Alexandra Forseth gives a thumbs up to a wall image of her father, Alirio Jose Zambrano, a former Citgo executive imprisoned by the Venezuelan government from November 2017 to October 2022.

Citgo did not immediately comment on the lawsuit Thursday.

Vadell, of Lake Charles, Louisiana, filed a similar lawsuit against Citgo in March 2023, seeking more than $100 million in damages. This lawsuit remains ongoing in Harris County.

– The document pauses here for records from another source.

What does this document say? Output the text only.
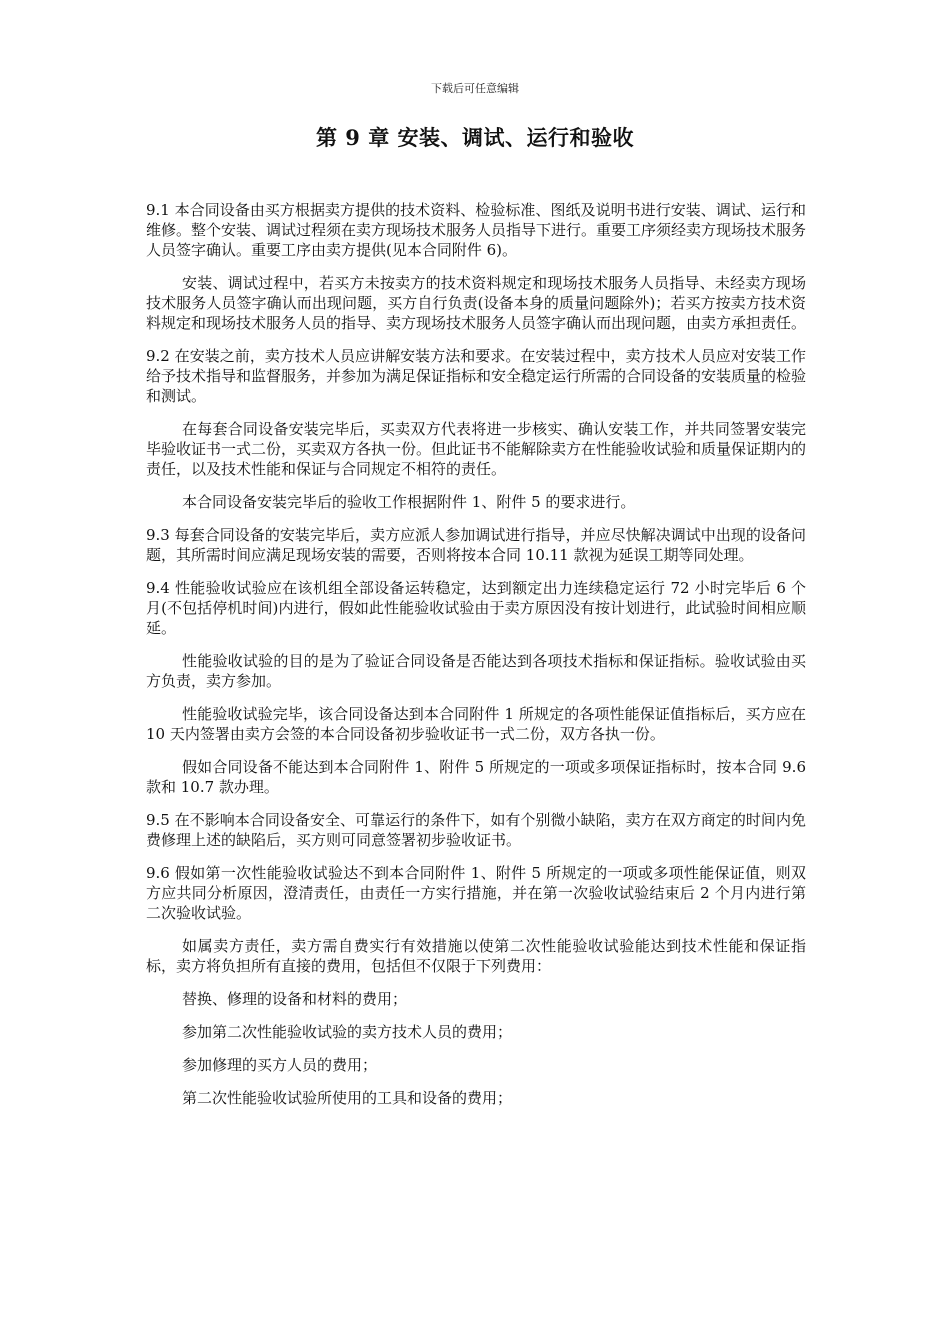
下载后可任意编辑
第 9 章 安装、调试、运行和验收

9.1 本合同设备由买方根据卖方提供的技术资料、检验标准、图纸及说明书进行安装、调试、运行和维修。整个安装、调试过程须在卖方现场技术服务人员指导下进行。重要工序须经卖方现场技术服务人员签字确认。重要工序由卖方提供(见本合同附件 6)。

安装、调试过程中，若买方未按卖方的技术资料规定和现场技术服务人员指导、未经卖方现场技术服务人员签字确认而出现问题，买方自行负责(设备本身的质量问题除外)；若买方按卖方技术资料规定和现场技术服务人员的指导、卖方现场技术服务人员签字确认而出现问题，由卖方承担责任。

9.2 在安装之前，卖方技术人员应讲解安装方法和要求。在安装过程中，卖方技术人员应对安装工作给予技术指导和监督服务，并参加为满足保证指标和安全稳定运行所需的合同设备的安装质量的检验和测试。

在每套合同设备安装完毕后，买卖双方代表将进一步核实、确认安装工作，并共同签署安装完毕验收证书一式二份，买卖双方各执一份。但此证书不能解除卖方在性能验收试验和质量保证期内的责任，以及技术性能和保证与合同规定不相符的责任。

本合同设备安装完毕后的验收工作根据附件 1、附件 5 的要求进行。

9.3 每套合同设备的安装完毕后，卖方应派人参加调试进行指导，并应尽快解决调试中出现的设备问题，其所需时间应满足现场安装的需要，否则将按本合同 10.11 款视为延误工期等同处理。

9.4 性能验收试验应在该机组全部设备运转稳定，达到额定出力连续稳定运行 72 小时完毕后 6 个月(不包括停机时间)内进行，假如此性能验收试验由于卖方原因没有按计划进行，此试验时间相应顺延。

性能验收试验的目的是为了验证合同设备是否能达到各项技术指标和保证指标。验收试验由买方负责，卖方参加。

性能验收试验完毕，该合同设备达到本合同附件 1 所规定的各项性能保证值指标后，买方应在 10 天内签署由卖方会签的本合同设备初步验收证书一式二份，双方各执一份。

假如合同设备不能达到本合同附件 1、附件 5 所规定的一项或多项保证指标时，按本合同 9.6 款和 10.7 款办理。

9.5 在不影响本合同设备安全、可靠运行的条件下，如有个别微小缺陷，卖方在双方商定的时间内免费修理上述的缺陷后，买方则可同意签署初步验收证书。

9.6 假如第一次性能验收试验达不到本合同附件 1、附件 5 所规定的一项或多项性能保证值，则双方应共同分析原因，澄清责任，由责任一方实行措施，并在第一次验收试验结束后 2 个月内进行第二次验收试验。

如属卖方责任，卖方需自费实行有效措施以使第二次性能验收试验能达到技术性能和保证指标，卖方将负担所有直接的费用，包括但不仅限于下列费用：

替换、修理的设备和材料的费用；

参加第二次性能验收试验的卖方技术人员的费用；

参加修理的买方人员的费用；

第二次性能验收试验所使用的工具和设备的费用；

Shortly after filing that suit, Citgo said it sympathized with Vadell and his family, but also said the suit “irresponsibly equates Citgo, an American company based in Houston, with an authoritarian regime in Venezuela “. The company moved to dismiss Vadell’s lawsuit, according to court records.

The Zambranos’ lawsuit claims other Citgo officials were involved in arranging their mandatory trip to Venezuela in 2017 and knew the men’s safety and well-being would be at risk. The suit accuses the company of negligence, gross negligence, conspiracy, aiding and abetting, wrongful detention, intentional infliction of emotional distress, fraud, fraud by nondisclosure and loss of consortium.

In addition to financial damages, the Zambrano brothers are also seeking increased corporate liability and protections for people ordered to travel abroad, according to their lawyers.

“The most damning piece of evidence is the fact that the Citgo vice president actually responsible for financing decisions was never arrested or released,” said Eric Gerard, one of their other lawyers. “Never in my years as a prosecutor or plaintiffs’ attorney have I seen a more egregious example of a large corporation abdicating its duty to the people it was supposed to protect. These honorable, hardworking men were trapped, detained and tortured repeatedly – ​​and Citgo knew they were innocent all along.”